Esta semana murió, demasiado joven, Julieta Vallina, una de las actrices más conmovedoras que hayamos visto. Alcanza con ver todas las palabras hermosas en las redes, alcanza con haberla visto actuar aunque sea una vez. Julieta trabajó en cine, tele y teatro, siempre preciosa, siempre bien, pero en el teatro, ahí de cerca, era que se podía asistir al milagro de verdad. Trabajó tanto y a lo largo de tantos años que cada unx tiene su momento de devoción por Julieta, según cuándo le haya tocado encontrarse con ella. A mí se me viene el Andrei de Un hombre que se ahoga, la versión de las Tres Hermanas de Chéjov que hizo Veronese en el 2004, en la sala anexa de El camarín de las musas, que se estrenaba con ese espectáculo. Hacían función a la tarde, si no me equivoco a las cinco de la tarde. La sala tenía una claraboya en el techo que a esa hora recibía aún la luz de la tarde, filtrada, y la obra se hacía con esa luz, natural. Esos hallazgos que unx le agradecía tanto a ese Veronese: esa sala de piso de fenólico clarito, las paredes de cemento, peladas, excepto por una mapamundi sepia, las actrices y los actores con su ropa, algunas sillas, un sillón, un ropero, y esa luz natural que iba cediendo conforme avanzaba la acción. Si eso no era un suceso teatral, qué si no. Y ahí estaba, entre varixs otrxs, Julieta Vallina, con su carré reluciente, siendo Andrei, el hermano menor de las tres hermanas que en esta puesta eran interpretadas por tres varones. Si mal no recuerdo, en un momento Julieta Andrei se metía adentro de ese roperito y alguien la sacaba de ahí. En esa puesta, también, los actores que justo no actuaban estaban sin embargo en escena asistiendo al y siendo parte del drama que a lxs otrxs les tocaba contar. Todo de esa puesta, y Julieta, su voz, su piel, su presencia, verla actuar. Para mí Julieta siempre estuvo rota, en el mejor sentido en el que se puede estar, no sé si para sí misma, no sé a quién le cabría juzgar eso, rota de estar abierta y poder ver el mundo en ella, el universo, la humanidad. Julieta cuando actuaba estaba ofrecida, brindada, sacrificada. Era la encarnación de eso que describe Grotowski en su Hacia un teatro pobre, como la actriz santa que se ofrece en sacrificio expiatorio, que sacrifica su cuerpo y se entrega como en un acto de amor. Actuar así, una actriz así, actuar y poder conjurar el amor y la humanidad, así.

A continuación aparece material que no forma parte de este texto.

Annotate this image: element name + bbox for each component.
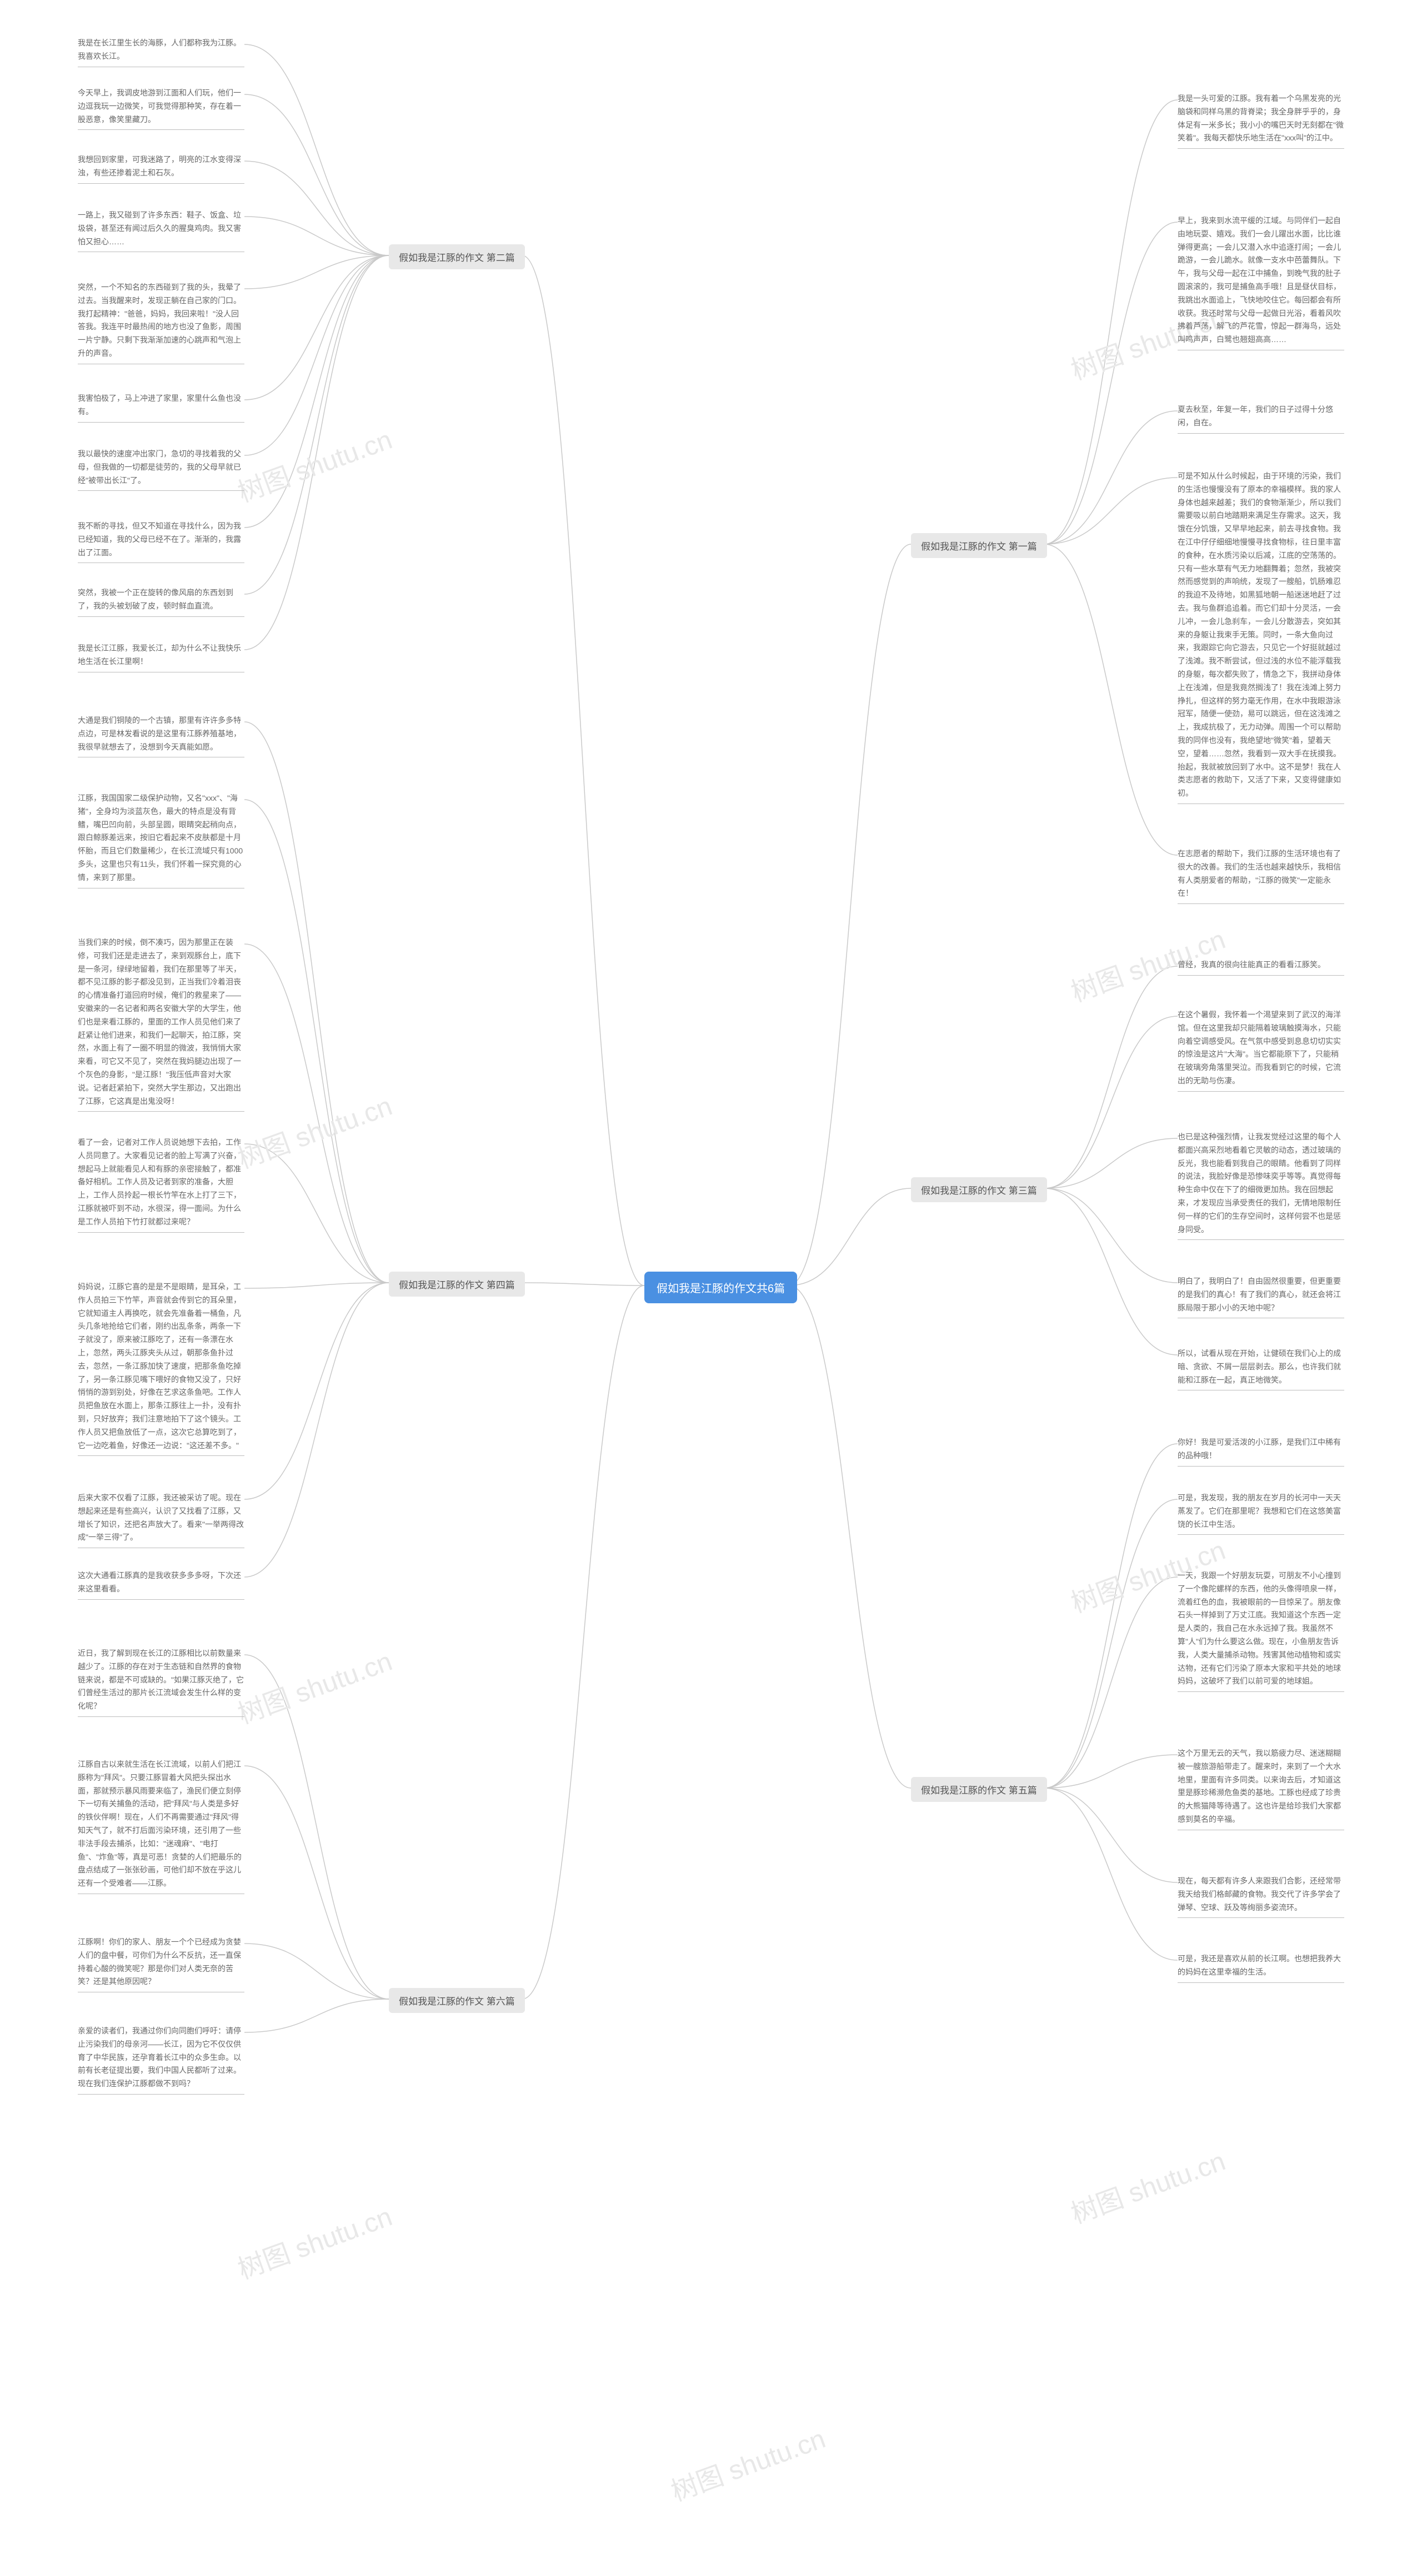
leaf-node: 我害怕极了，马上冲进了家里，家里什么鱼也没有。 (78, 389, 244, 423)
leaf-node: 我是一头可爱的江豚。我有着一个乌黑发亮的光脑袋和同样乌黑的背脊梁；我全身胖乎乎的… (1178, 89, 1344, 149)
leaf-node: 早上，我来到水流平缓的江域。与同伴们一起自由地玩耍、嬉戏。我们一会儿躍出水面，比… (1178, 211, 1344, 350)
leaf-node: 可是不知从什么时候起，由于环境的污染，我们的生活也慢慢没有了原本的幸福模样。我的… (1178, 466, 1344, 804)
leaf-node: 江豚啊！你们的家人、朋友一个个已经成为贪婪人们的盘中餐，可你们为什么不反抗，还一… (78, 1932, 244, 1992)
leaf-node: 夏去秋至，年复一年，我们的日子过得十分悠闲，自在。 (1178, 400, 1344, 434)
branch-node[interactable]: 假如我是江豚的作文 第二篇 (389, 244, 525, 269)
leaf-node: 当我们来的时候，倒不凑巧，因为那里正在装修，可我们还是走进去了，来到观豚台上，底… (78, 933, 244, 1112)
leaf-node: 一天，我跟一个好朋友玩耍，可朋友不小心撞到了一个像陀螺样的东西，他的头像得喷泉一… (1178, 1566, 1344, 1692)
leaf-node: 一路上，我又碰到了许多东西：鞋子、饭盒、垃圾袋，甚至还有闻过后久久的腥臭鸡肉。我… (78, 205, 244, 252)
leaf-node: 所以，试看从现在开始，让健硕在我们心上的成暗、贪欲、不屑一层层剥去。那么，也许我… (1178, 1344, 1344, 1390)
leaf-node: 这次大通看江豚真的是我收获多多多呀，下次还来这里看看。 (78, 1566, 244, 1600)
branch-node[interactable]: 假如我是江豚的作文 第五篇 (911, 1777, 1047, 1802)
leaf-node: 曾经，我真的很向往能真正的看看江豚笑。 (1178, 955, 1344, 976)
leaf-node: 明白了，我明白了！自由固然很重要，但更重要的是我们的真心！有了我们的真心，就还会… (1178, 1272, 1344, 1318)
leaf-node: 我以最快的速度冲出家门，急切的寻找着我的父母，但我做的一切都是徒劳的，我的父母早… (78, 444, 244, 491)
center-node[interactable]: 假如我是江豚的作文共6篇 (644, 1272, 797, 1303)
watermark: 树图 shutu.cn (232, 2195, 397, 2286)
leaf-node: 我是长江江豚，我爱长江，却为什么不让我快乐地生活在长江里啊！ (78, 639, 244, 672)
branch-node[interactable]: 假如我是江豚的作文 第三篇 (911, 1177, 1047, 1202)
leaf-node: 你好！我是可爱活泼的小江豚，是我们江中稀有的品种哦！ (1178, 1433, 1344, 1467)
leaf-node: 在这个暑假，我怀着一个渴望来到了武汉的海洋馆。但在这里我却只能隔着玻璃触摸海水，… (1178, 1005, 1344, 1092)
branch-node[interactable]: 假如我是江豚的作文 第一篇 (911, 533, 1047, 558)
leaf-node: 亲爱的读者们，我通过你们向同胞们呼吁：请停止污染我们的母亲河——长江，因为它不仅… (78, 2021, 244, 2095)
leaf-node: 今天早上，我调皮地游到江面和人们玩，他们一边逗我玩一边微笑，可我觉得那种笑，存在… (78, 83, 244, 130)
leaf-node: 我不断的寻找，但又不知道在寻找什么，因为我已经知道，我的父母已经不在了。渐渐的，… (78, 516, 244, 563)
leaf-node: 近日，我了解到现在长江的江豚相比以前数量来越少了。江豚的存在对于生态链和自然界的… (78, 1644, 244, 1717)
leaf-node: 突然，一个不知名的东西碰到了我的头，我晕了过去。当我醒来时，发现正躺在自己家的门… (78, 278, 244, 364)
leaf-node: 我想回到家里，可我迷路了，明亮的江水变得深浊，有些还掺着泥土和石灰。 (78, 150, 244, 184)
branch-node[interactable]: 假如我是江豚的作文 第六篇 (389, 1988, 525, 2013)
leaf-node: 看了一会，记者对工作人员说她想下去拍，工作人员同意了。大家看见记者的脸上写满了兴… (78, 1133, 244, 1233)
leaf-node: 这个万里无云的天气，我以筋疲力尽、迷迷糊糊被一艘旅游船带走了。醒来时，来到了一个… (1178, 1744, 1344, 1830)
leaf-node: 可是，我发现，我的朋友在岁月的长河中一天天蒸发了。它们在那里呢？我想和它们在这悠… (1178, 1488, 1344, 1535)
leaf-node: 妈妈说，江豚它喜的是是不是眼睛，是耳朵，工作人员拍三下竹竿，声音就会传到它的耳朵… (78, 1277, 244, 1456)
watermark: 树图 shutu.cn (1065, 2139, 1230, 2231)
leaf-node: 江豚，我国国家二级保护动物，又名"xxx"、"海猪"，全身均为淡蓝灰色，最大的特… (78, 789, 244, 888)
leaf-node: 我是在长江里生长的海豚，人们都称我为江豚。我喜欢长江。 (78, 33, 244, 67)
watermark: 树图 shutu.cn (232, 418, 397, 509)
leaf-node: 在志愿者的帮助下，我们江豚的生活环境也有了很大的改善。我们的生活也越来越快乐，我… (1178, 844, 1344, 904)
leaf-node: 也已是这种强烈情，让我发觉经过这里的每个人都面兴高采烈地看着它灵敏的动态，透过玻… (1178, 1127, 1344, 1240)
branch-node[interactable]: 假如我是江豚的作文 第四篇 (389, 1272, 525, 1297)
leaf-node: 后来大家不仅看了江豚，我还被采访了呢。现在想起来还是有些高兴，认识了又找看了江豚… (78, 1488, 244, 1548)
watermark: 树图 shutu.cn (665, 2417, 830, 2508)
leaf-node: 可是，我还是喜欢从前的长江啊。也想把我养大的妈妈在这里幸福的生活。 (1178, 1949, 1344, 1983)
leaf-node: 现在，每天都有许多人来跟我们合影，还经常带我天给我们格邮藏的食物。我交代了许多学… (1178, 1871, 1344, 1918)
watermark: 树图 shutu.cn (232, 1084, 397, 1176)
leaf-node: 突然，我被一个正在旋转的像风扇的东西划到了，我的头被划破了皮，顿时鲜血直流。 (78, 583, 244, 617)
watermark: 树图 shutu.cn (232, 1639, 397, 1731)
leaf-node: 大通是我们铜陵的一个古镇，那里有许许多多特点边，可是林发看说的是这里有江豚养殖基… (78, 711, 244, 757)
leaf-node: 江豚自古以来就生活在长江流域，以前人们把江豚称为"拜风"。只要江豚冒着大风把头探… (78, 1755, 244, 1894)
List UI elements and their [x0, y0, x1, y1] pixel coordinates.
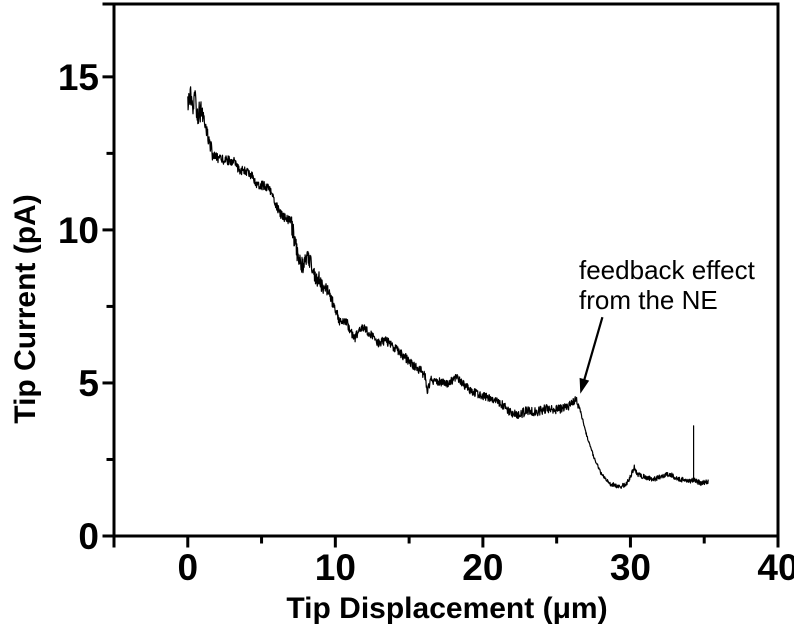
- x-tick-label-20: 20: [462, 547, 503, 588]
- annotation-line-1: feedback effect: [579, 255, 755, 285]
- annotation-line-2: from the NE: [579, 285, 718, 315]
- y-tick-label-15: 15: [58, 57, 99, 98]
- annotation-feedback-effect: feedback effect from the NE: [579, 255, 755, 315]
- x-tick-label-10: 10: [315, 547, 356, 588]
- y-tick-label-5: 5: [78, 363, 99, 404]
- data-trace: [187, 86, 709, 489]
- x-tick-label-40: 40: [757, 547, 794, 588]
- x-tick-label-0: 0: [177, 547, 198, 588]
- x-tick-label-30: 30: [610, 547, 651, 588]
- annotation-arrowhead: [579, 377, 590, 394]
- x-axis-title: Tip Displacement (μm): [286, 592, 608, 625]
- plot-frame: [112, 2, 780, 538]
- y-tick-label-0: 0: [78, 516, 99, 557]
- annotation-arrow-line: [581, 316, 604, 387]
- y-axis-title: Tip Current (pA): [9, 194, 42, 424]
- y-tick-label-10: 10: [58, 210, 99, 251]
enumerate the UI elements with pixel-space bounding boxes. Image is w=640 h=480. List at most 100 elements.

Y a diferencia de las fotos, que no se dejan destruir, el teatro en sí, el hecho teatral, y lo que en él hace la actriz, deja de existir como materia en el momento mismo en el que se encienden las luces, y sólo vive como transformación en los que asistieron al fenómeno, al milagro, a eso que los griegos llamaban catarsis. Quizás también por eso todxs queremos contar, queremos decir, lo que fue verla actuar, para poder prolongar ese estado un poco más, esa transformación.
A diferencia de las fotos, el teatro se destruye, se inmola, su existencia es su extinción y en eso reside todo su poder.
Compartimos fotos de la hermosa Julieta, que nunca se destruirán; compartimos muchxs de lxs vivxs el milagro de haberla visto ser en un escenario y que eso se haya extinguido, fue la condición misma de su existencia.